Secondary findings of this study support prior research suggesting that seizure quality can be altered by other factors. As previously reported [18, 23, 25, 32, 33], older age was found to be associated with a decrease in the quality of the ECT seizures in our sample.

Strengths of this study include the careful detailed analyses that controlled for other important factors known to affect seizure quality and utilised a repeated measures design, accounting for repeated measures pertaining to the same individual. However, several limitations need to be acknowledged. Analysis was based on clinically collected data, rather than in a randomised trial design. Sample size was limited, with only 36 subjects participating in the study. EEG measures were performed only through two EEG channels. Other factors that might have impacted EEG seizure quality, such as anaesthetic-ECT timing [25], other aspects of the anaesthesia technique and concurrent medications, were not controlled for in this study. Emerging evidence suggests, however, that concurrent medication might have no influence on seizure adequacy outcomes [25, 33]. As all patients in this study received some treatments with remifentanil, and some without, and clinical efficacy outcome measures were not available, this study was not able to assess whether the use of remifentanil affected clinical ECT efficacy. A prospective, parallel design trial in which some patients are assigned to receive ECT with remifentanil, and some without, would be required to address this question. Lastly, the relationship between seizure quality and efficacy outcomes is complex, with some studies only reporting a modest association [23]. Thus, the potential of EEG markers to predict treatment adequacy might be limited.
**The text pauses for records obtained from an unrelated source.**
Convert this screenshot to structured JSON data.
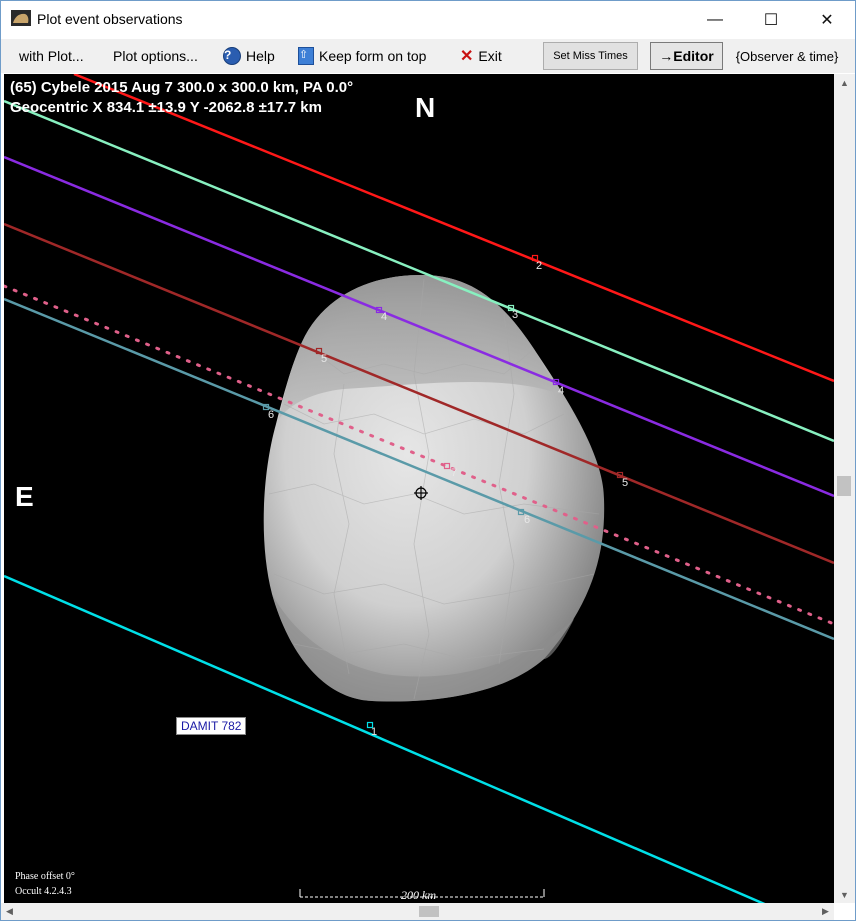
{
  "window": {
    "title": "Plot event observations",
    "minimize_glyph": "—",
    "maximize_glyph": "☐",
    "close_glyph": "✕"
  },
  "menu": {
    "with_plot": "with Plot...",
    "plot_options": "Plot options...",
    "help": "Help",
    "help_icon": "?",
    "keep_on_top": "Keep form on top",
    "keep_icon": "⇧",
    "exit": "Exit",
    "exit_icon": "✕",
    "set_miss_times": "Set Miss Times",
    "editor": "→Editor",
    "observer_time": "{Observer & time}"
  },
  "plot": {
    "header_line1": "(65) Cybele  2015 Aug 7   300.0 x 300.0 km, PA 0.0°",
    "header_line2": "Geocentric  X  834.1 ±13.9  Y -2062.8 ±17.7 km",
    "north": "N",
    "east": "E",
    "damit_label": "DAMIT 782",
    "phase_offset": "Phase offset 0°",
    "version": "Occult 4.2.4.3",
    "scale_label": "200 km",
    "background": "#000000",
    "shape_color": "#d6d6d6",
    "chords": [
      {
        "id": "1",
        "color": "#00e0e8",
        "style": "solid"
      },
      {
        "id": "2",
        "color": "#ff1818",
        "style": "solid"
      },
      {
        "id": "3",
        "color": "#88f0c0",
        "style": "solid"
      },
      {
        "id": "4",
        "color": "#8a2be2",
        "style": "solid"
      },
      {
        "id": "5",
        "color": "#a02828",
        "style": "solid"
      },
      {
        "id": "6",
        "color": "#5a9aa8",
        "style": "solid"
      },
      {
        "id": "7",
        "color": "#e0608a",
        "style": "dotted"
      }
    ],
    "chord_labels": [
      {
        "text": "1"
      },
      {
        "text": "2"
      },
      {
        "text": "3"
      },
      {
        "text": "4"
      },
      {
        "text": "4"
      },
      {
        "text": "5"
      },
      {
        "text": "5"
      },
      {
        "text": "6"
      },
      {
        "text": "6"
      },
      {
        "text": "7"
      }
    ]
  },
  "scroll": {
    "up": "▲",
    "down": "▼",
    "left": "◀",
    "right": "▶"
  }
}
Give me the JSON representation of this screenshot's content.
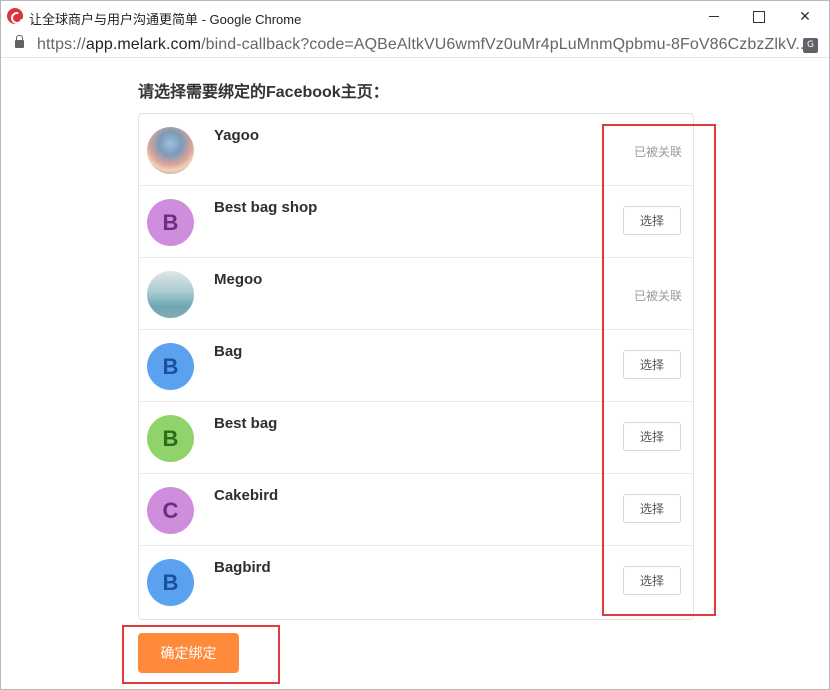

In conclusion, while co-adjuvant remifentanil use might be a useful strategy to minimise the dose of conventional anaesthetic agents in ECT, it does not appear to have intrinsic ECT seizure-enhancing properties. When remifentanil was added at co-adjuvant doses for ECT anaesthesia, without the reduction in dose of conventional intravenous anaesthetics, there was no improvement in seizure quality or change in seizure duration. Implications for clinical practice are that the addition of co-adjuvant remifentanil is not useful for enhancing ECT-induced seizures, unless it is accompanied by a reduction in the dose of the main anaesthetic agent.